H-Sci-Med-Tech: New posted content

Dekker on Obst, 'Saving Ourselves from Big Car' [Review]

H-Net Reviews

Obst, David. Saving Ourselves from Big Car. : Columbia University Press, 2025. Illustrations. 286 pp. $27.95 (cloth), ISBN 9780231210423.

Reviewed by Henk-Jan Dekker (Bielefeld University)
Published on H-Sci-Med-Tech (December, 2025)
Commissioned by Penelope K. Hardy (University of Wisconsin-La Crosse)

Printable Version: https://www.h-net.org/reviews/showpdf.php?id=62383

“Big Car is not just an existential crisis facing humanity. It’s a living threat that kills hundreds of thousands of our species every year. It has done so for well over one hundred years, and this brutal carnage shows no sign of abating. If you think I’m just being dramatic, read on” (p. vii). This short preface sets the tone for much of what follows in David Obst’s Saving Ourselves from Big Car. The author has a background in journalism as among other roles the literary agent of Carl Bernstein and Bob Woodward (of Watergate fame). His book reads as muckraking investigative journalism and came about after Obst had an epiphany being stuck in traffic and then decided to investigate the roots of America’s obsession with cars. The resulting book is a fast-paced trek through the past and present of American automobility in fourteen short chapters, plus an introduction and conclusion. It relies mostly on journalistic and a select number of academic sources, such as Peter Norton’s Fighting Traffic: The Dawn of the Motor Age in the American City (2008) to familiarize a lay reader with the damage done by Big Car.

The book is organized neither chronologically nor thematically. Three chapters (1, 7, and 13) are devoted to the troublesome history of lead in car fuels. In these chapters, presumably split apart to create suspense, the villain in Obst’s narrative of sharply drawn battle lines is Robert Kehoe, a toxicologist and public health scholar who defended the safety of lead additives to gasoline, obfuscating their extreme toxicity on behalf of the Ethyl Corporation, a General Motors and Esso subsidiary. As chapters 7 and 13 show, Clair Patterson, a chemist at Caltech, tirelessly worked to show the dangers of lead contamination while being harassed by “Big Car.” It would last until the 1970s, when catalytic converters, which turn toxic gases into less harmful chemicals, became mandatory in cars in the United States.
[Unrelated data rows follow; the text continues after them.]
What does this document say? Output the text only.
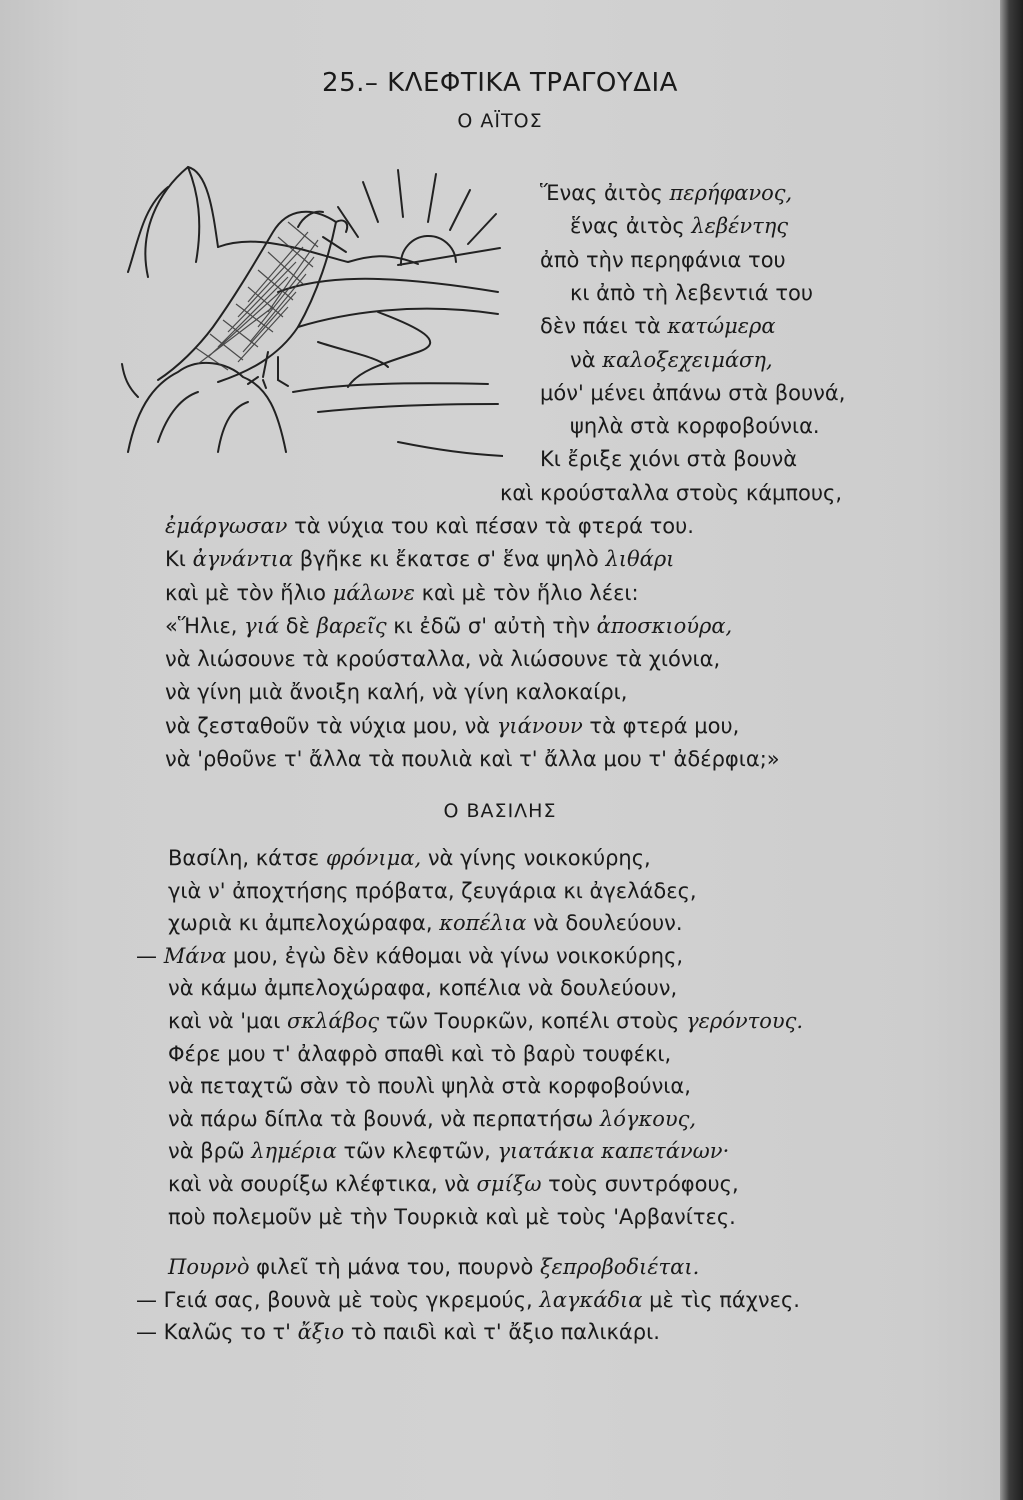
25.– ΚΛΕΦΤΙΚΑ ΤΡΑΓΟΥΔΙΑ
Ο ΑΪΤΟΣ
Ο ΒΑΣΙΛΗΣ
Ἕνας ἀιτὸς περήφανος,
ἕνας ἀιτὸς λεβέντης
ἀπὸ τὴν περηφάνια του
κι ἀπὸ τὴ λεβεντιά του
δὲν πάει τὰ κατώμερα
νὰ καλοξεχειμάση,
μόν' μένει ἀπάνω στὰ βουνά,
ψηλὰ στὰ κορφοβούνια.
Κι ἔριξε χιόνι στὰ βουνὰ
καὶ κρούσταλλα στοὺς κάμπους,
ἐμάργωσαν τὰ νύχια του καὶ πέσαν τὰ φτερά του.
Κι ἀγνάντια βγῆκε κι ἔκατσε σ' ἕνα ψηλὸ λιθάρι
καὶ μὲ τὸν ἥλιο μάλωνε καὶ μὲ τὸν ἥλιο λέει:
«Ἥλιε, γιά δὲ βαρεῖς κι ἐδῶ σ' αὐτὴ τὴν ἀποσκιούρα,
νὰ λιώσουνε τὰ κρούσταλλα, νὰ λιώσουνε τὰ χιόνια,
νὰ γίνη μιὰ ἄνοιξη καλή, νὰ γίνη καλοκαίρι,
νὰ ζεσταθοῦν τὰ νύχια μου, νὰ γιάνουν τὰ φτερά μου,
νὰ 'ρθοῦνε τ' ἄλλα τὰ πουλιὰ καὶ τ' ἄλλα μου τ' ἀδέρφια;»
Βασίλη, κάτσε φρόνιμα, νὰ γίνης νοικοκύρης,
γιὰ ν' ἀποχτήσης πρόβατα, ζευγάρια κι ἀγελάδες,
χωριὰ κι ἀμπελοχώραφα, κοπέλια νὰ δουλεύουν.
— Μάνα μου, ἐγὼ δὲν κάθομαι νὰ γίνω νοικοκύρης,
νὰ κάμω ἀμπελοχώραφα, κοπέλια νὰ δουλεύουν,
καὶ νὰ 'μαι σκλάβος τῶν Τουρκῶν, κοπέλι στοὺς γερόντους.
Φέρε μου τ' ἀλαφρὸ σπαθὶ καὶ τὸ βαρὺ τουφέκι,
νὰ πεταχτῶ σὰν τὸ πουλὶ ψηλὰ στὰ κορφοβούνια,
νὰ πάρω δίπλα τὰ βουνά, νὰ περπατήσω λόγκους,
νὰ βρῶ λημέρια τῶν κλεφτῶν, γιατάκια καπετάνων·
καὶ νὰ σουρίξω κλέφτικα, νὰ σμίξω τοὺς συντρόφους,
ποὺ πολεμοῦν μὲ τὴν Τουρκιὰ καὶ μὲ τοὺς 'Αρβανίτες.
Πουρνὸ φιλεῖ τὴ μάνα του, πουρνὸ ξεπροβοδιέται.
— Γειά σας, βουνὰ μὲ τοὺς γκρεμούς, λαγκάδια μὲ τὶς πάχνες.
— Καλῶς το τ' ἄξιο τὸ παιδὶ καὶ τ' ἄξιο παλικάρι.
The other chapters present various aspects of the Big Car complex. Chapter 2 identifies the various industries and economic interests forming the Big Car system, while chapters 3 and 4 provide a very brief history of the car, centered on the figures of Henry Ford and Alfred Sloan. Other chapters are devoted to a cursory history of road construction (chapter 5), the danger posed by distracting entertainment systems in cars (chapter 6), and short vignettes on the failed introductions of the Corvette Corvair and Ford Edsel (chapters 8 and 10). By far the longest chapter in the book is chapter 9, which forms the central indictment against the car, discussing the accidents and deaths caused by driving, the costs of congestion and parking, pollution, racism and sexism, and drunk driving.
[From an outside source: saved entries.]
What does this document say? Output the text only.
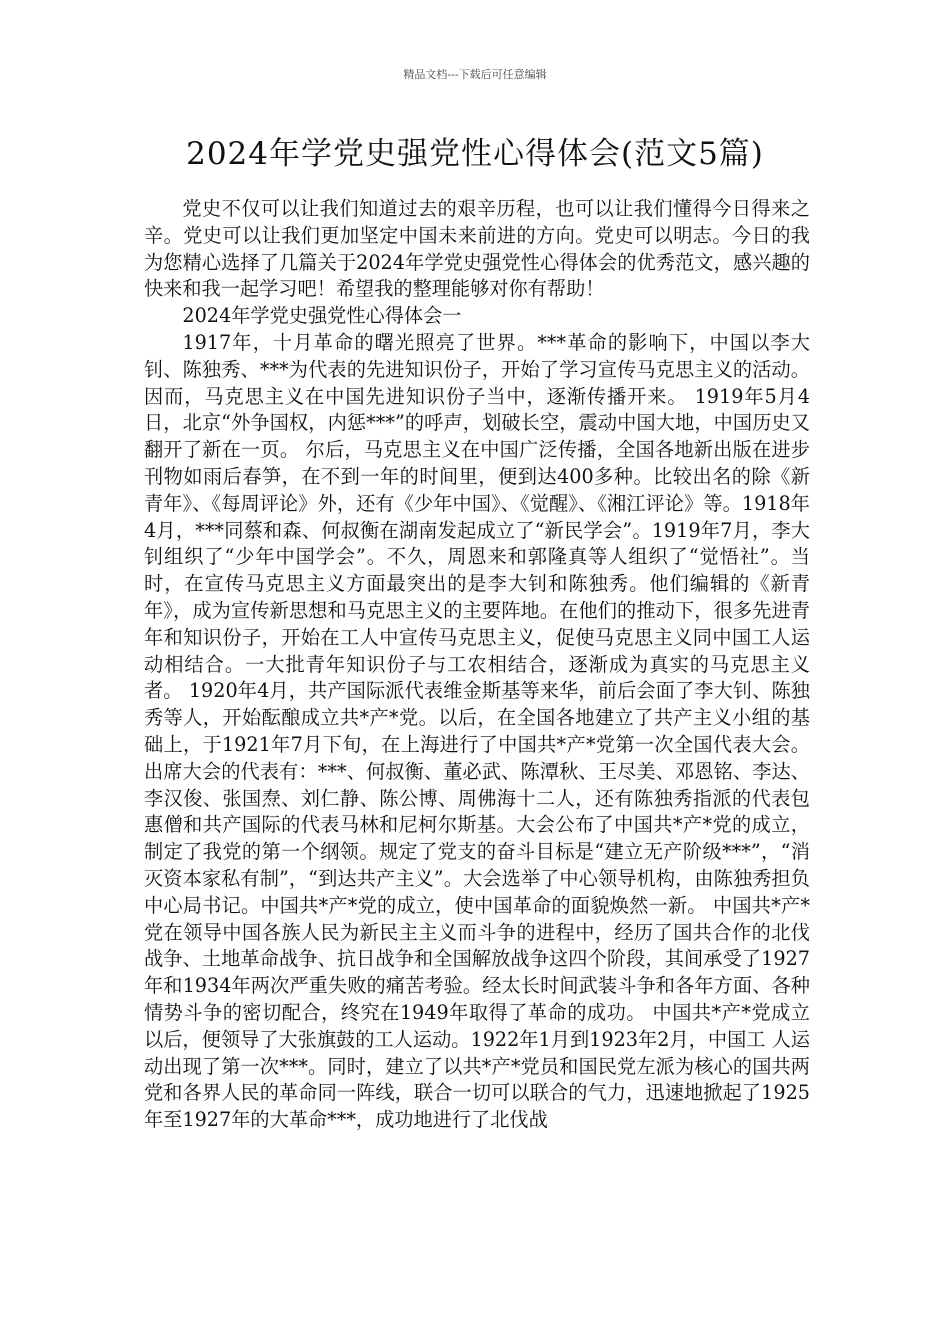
精品文档---下载后可任意编辑
2024年学党史强党性心得体会(范文5篇)

党史不仅可以让我们知道过去的艰辛历程，也可以让我们懂得今日得来之辛。党史可以让我们更加坚定中国未来前进的方向。党史可以明志。今日的我为您精心选择了几篇关于2024年学党史强党性心得体会的优秀范文，感兴趣的快来和我一起学习吧！希望我的整理能够对你有帮助！

2024年学党史强党性心得体会一

1917年，十月革命的曙光照亮了世界。***革命的影响下，中国以李大钊、陈独秀、***为代表的先进知识份子，开始了学习宣传马克思主义的活动。因而，马克思主义在中国先进知识份子当中，逐渐传播开来。 1919年5月4日，北京“外争国权，内惩***”的呼声，划破长空，震动中国大地，中国历史又翻开了新在一页。 尔后，马克思主义在中国广泛传播，全国各地新出版在进步刊物如雨后春笋，在不到一年的时间里，便到达400多种。比较出名的除《新青年》、《每周评论》外，还有《少年中国》、《觉醒》、《湘江评论》等。1918年4月，***同蔡和森、何叔衡在湖南发起成立了“新民学会”。1919年7月，李大钊组织了“少年中国学会”。不久，周恩来和郭隆真等人组织了“觉悟社”。当时，在宣传马克思主义方面最突出的是李大钊和陈独秀。他们编辑的《新青年》，成为宣传新思想和马克思主义的主要阵地。在他们的推动下，很多先进青年和知识份子，开始在工人中宣传马克思主义，促使马克思主义同中国工人运动相结合。一大批青年知识份子与工农相结合，逐渐成为真实的马克思主义者。 1920年4月，共产国际派代表维金斯基等来华，前后会面了李大钊、陈独秀等人，开始酝酿成立共*产*党。以后，在全国各地建立了共产主义小组的基础上，于1921年7月下旬，在上海进行了中国共*产*党第一次全国代表大会。出席大会的代表有：***、何叔衡、董必武、陈潭秋、王尽美、邓恩铭、李达、李汉俊、张国焘、刘仁静、陈公博、周佛海十二人，还有陈独秀指派的代表包惠僧和共产国际的代表马林和尼柯尔斯基。大会公布了中国共*产*党的成立，制定了我党的第一个纲领。规定了党支的奋斗目标是“建立无产阶级***”，“消灭资本家私有制”，“到达共产主义”。大会选举了中心领导机构，由陈独秀担负中心局书记。中国共*产*党的成立，使中国革命的面貌焕然一新。 中国共*产*党在领导中国各族人民为新民主主义而斗争的进程中，经历了国共合作的北伐战争、土地革命战争、抗日战争和全国解放战争这四个阶段，其间承受了1927年和1934年两次严重失败的痛苦考验。经太长时间武装斗争和各年方面、各种情势斗争的密切配合，终究在1949年取得了革命的成功。 中国共*产*党成立以后，便领导了大张旗鼓的工人运动。1922年1月到1923年2月，中国工 人运动出现了第一次***。同时，建立了以共*产*党员和国民党左派为核心的国共两党和各界人民的革命同一阵线，联合一切可以联合的气力，迅速地掀起了1925年至1927年的大革命***，成功地进行了北伐战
After chapter 11, “Our Continued Love Affair with Big Car,” and a brief foray into road safety in chapter 12, the final chapter (14) turns to potential solutions. Mobility as a Service (MaaS) is heralded as an important concept that could save us from Big Car: The main idea of MaaS is to move beyond a single modality and offer a seamless intermodal experience, often through a single digital platform with integrated access to multiple mobility options in a city. Obst then takes the reader on a fast-paced and somewhat bewildering tour of places that have pioneered antidotes to Big Car. We travel (in this order) to West Palm Beach, Florida, where a car-free zone was instituted in the early 2000s; Dubai, which Obst (perhaps naively) praises as having grand plans for air taxis and hyperloops as solutions to car culture; Hong Kong (buses); Taipei (bike-sharing system YouBike); and Copenhagen (Jan Gehl’s livable neighborhoods). He closes with some more American examples: Tempe, Arizona (new car-free neighborhood); Salt Lake City, Utah (where the main innovation seems to be the retractable roof of a shopping mall); Chicago, Illinois (the Metra public transit system); and Portland, Oregon (bike culture). The MaaS concept only resurfaces in the final example, Helsinki, where Obst spent some time at the company MaaS Global, a visit that partly inspired him to write this book. He then ends the conclusion with the injunction to take these examples seriously, because “if we don’t end Big Car, Big Car will end us” (p. 240).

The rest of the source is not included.